Yaitu kemampuan menerima hak bagi seseorang anak yang telah lahir ke dunia sampai dinyatakan baligh dan berakal, sekalipun akalnya masih kurang seperti orang gila. Dalam status ahliyyah wujud (baik yang sempurna ataupun tidak), seseorang tidak dibebani tuntunan syara, baik bersifat ibadah mahdlah, seperti shalat dan puasa, maupun yang sifatnya tindakan hukum duniawi, seperti transaksi yang bersifat pemindahan hak milik.

Namun, menurut kesepakatan ulama ushul, apabila mereka melakukan tindakan hukum yang bersifat merugikan oranga lain, maka orang yang telah berstatus ahliyyah ‘ada ataupun ahliyyah wujud al-kamilah, wajib mempertanggung jawabkannya.
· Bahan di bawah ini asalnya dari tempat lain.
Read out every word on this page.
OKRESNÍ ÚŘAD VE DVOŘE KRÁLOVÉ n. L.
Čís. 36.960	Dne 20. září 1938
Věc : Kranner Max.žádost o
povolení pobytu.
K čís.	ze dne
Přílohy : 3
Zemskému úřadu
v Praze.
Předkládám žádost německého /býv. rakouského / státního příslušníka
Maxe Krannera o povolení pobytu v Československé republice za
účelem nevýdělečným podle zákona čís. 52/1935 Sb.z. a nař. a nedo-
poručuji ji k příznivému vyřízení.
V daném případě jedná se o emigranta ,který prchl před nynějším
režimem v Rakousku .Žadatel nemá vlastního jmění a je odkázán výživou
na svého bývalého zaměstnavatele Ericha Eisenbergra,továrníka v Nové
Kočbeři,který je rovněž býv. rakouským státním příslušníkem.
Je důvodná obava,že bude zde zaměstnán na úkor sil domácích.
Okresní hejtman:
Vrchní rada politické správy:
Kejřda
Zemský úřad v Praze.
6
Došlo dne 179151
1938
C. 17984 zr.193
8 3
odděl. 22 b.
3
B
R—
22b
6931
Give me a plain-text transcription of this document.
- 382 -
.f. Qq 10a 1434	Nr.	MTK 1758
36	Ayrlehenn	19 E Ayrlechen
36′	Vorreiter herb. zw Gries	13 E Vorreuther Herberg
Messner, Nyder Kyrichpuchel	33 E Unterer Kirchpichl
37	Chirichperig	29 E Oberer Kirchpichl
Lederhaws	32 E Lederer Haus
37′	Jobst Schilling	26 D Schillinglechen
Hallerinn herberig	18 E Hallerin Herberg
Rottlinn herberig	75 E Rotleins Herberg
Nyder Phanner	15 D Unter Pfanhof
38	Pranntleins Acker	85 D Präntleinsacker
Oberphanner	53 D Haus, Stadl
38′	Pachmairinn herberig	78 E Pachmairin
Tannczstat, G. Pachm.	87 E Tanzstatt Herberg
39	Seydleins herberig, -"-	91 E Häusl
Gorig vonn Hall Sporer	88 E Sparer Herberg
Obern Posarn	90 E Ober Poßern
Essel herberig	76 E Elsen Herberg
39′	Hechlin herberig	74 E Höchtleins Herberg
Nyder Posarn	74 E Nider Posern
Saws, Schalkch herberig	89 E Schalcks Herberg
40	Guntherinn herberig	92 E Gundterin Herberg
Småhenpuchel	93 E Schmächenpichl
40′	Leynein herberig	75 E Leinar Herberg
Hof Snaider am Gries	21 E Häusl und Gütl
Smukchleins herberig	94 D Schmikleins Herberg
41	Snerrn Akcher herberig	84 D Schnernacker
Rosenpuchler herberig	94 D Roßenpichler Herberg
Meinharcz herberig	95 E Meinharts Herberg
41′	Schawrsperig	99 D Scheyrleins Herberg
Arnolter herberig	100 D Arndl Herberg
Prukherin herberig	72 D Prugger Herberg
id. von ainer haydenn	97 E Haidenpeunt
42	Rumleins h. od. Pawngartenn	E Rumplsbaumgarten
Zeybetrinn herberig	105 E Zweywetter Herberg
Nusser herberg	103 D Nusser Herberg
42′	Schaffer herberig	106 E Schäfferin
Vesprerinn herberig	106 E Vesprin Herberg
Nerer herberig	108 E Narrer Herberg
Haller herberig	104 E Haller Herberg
Maka wajib memberikan ganti rugi dari hartanya sendiri, apabila tindakannya berkaitan dengan harta. Dan pengambilan berhak untuk memerintahkan wali untuk mengeluarkan ganti rugi terhadap harta orang lain yang dirusak dari hartya anak itu sendiri.

Akan tetapi, apabila tindakannya bersifat fisik rohani, seperti melukai ataupun membunuh, maka tindakan hukum anak kecil yang memiliki ahliyyah al-wajib belum dapat dipertanggung jawabkan secara hukum, karena ia dianggap belum mampu untuk bertindak hukum. Maka hukuman yang harusnya menerima qishas digantikan dengan membayar diyat. Sedangkan apabila orang tersebut telah berstatus ahliyyah ‘ada, maka ia bertanggung jawab penuh untuk menerima hukuman apapun yang ditentukan oleh syara atau pengadilan. Misalnya ia diwajibkan membayar ganti rugi terhadap harta orang lain yang dirusak dan ia pun harus menerima qishah.

C. ‘Awarid Al Ahliyyah (Halangan Ahliyyah)


Dalam pembahasan awal, bahwa seseorang dalam bertindak hukum dilihat dari segi akal, tetapi yang namanya akal kadang berubah atau hilang sehingga ia tidak mampu lagi dalam bertindak hukum. Berdasarkan inilah, ulama ushul fiqh menyatakan bahwa kemampuan bertindak hukum seseorang bisa berubah karena disebabkan oleh hal-hal berikut :

  1. Awaridh samawiyyah, yaitu halangan yang datangnya dari Allah bukan disebabkan oleh perbuatan manusia, seperti: gila, dungu, perbudakan, sakit yang berkelanjutan kemudian mati dan lupa.
  2. Al awaridh al muktasabah, yaitu halangan yang disebabkan oleh perbuatan manusia, seperti mabuk, terpaksa, bersalah, dibawah pengampunan dan bodoh.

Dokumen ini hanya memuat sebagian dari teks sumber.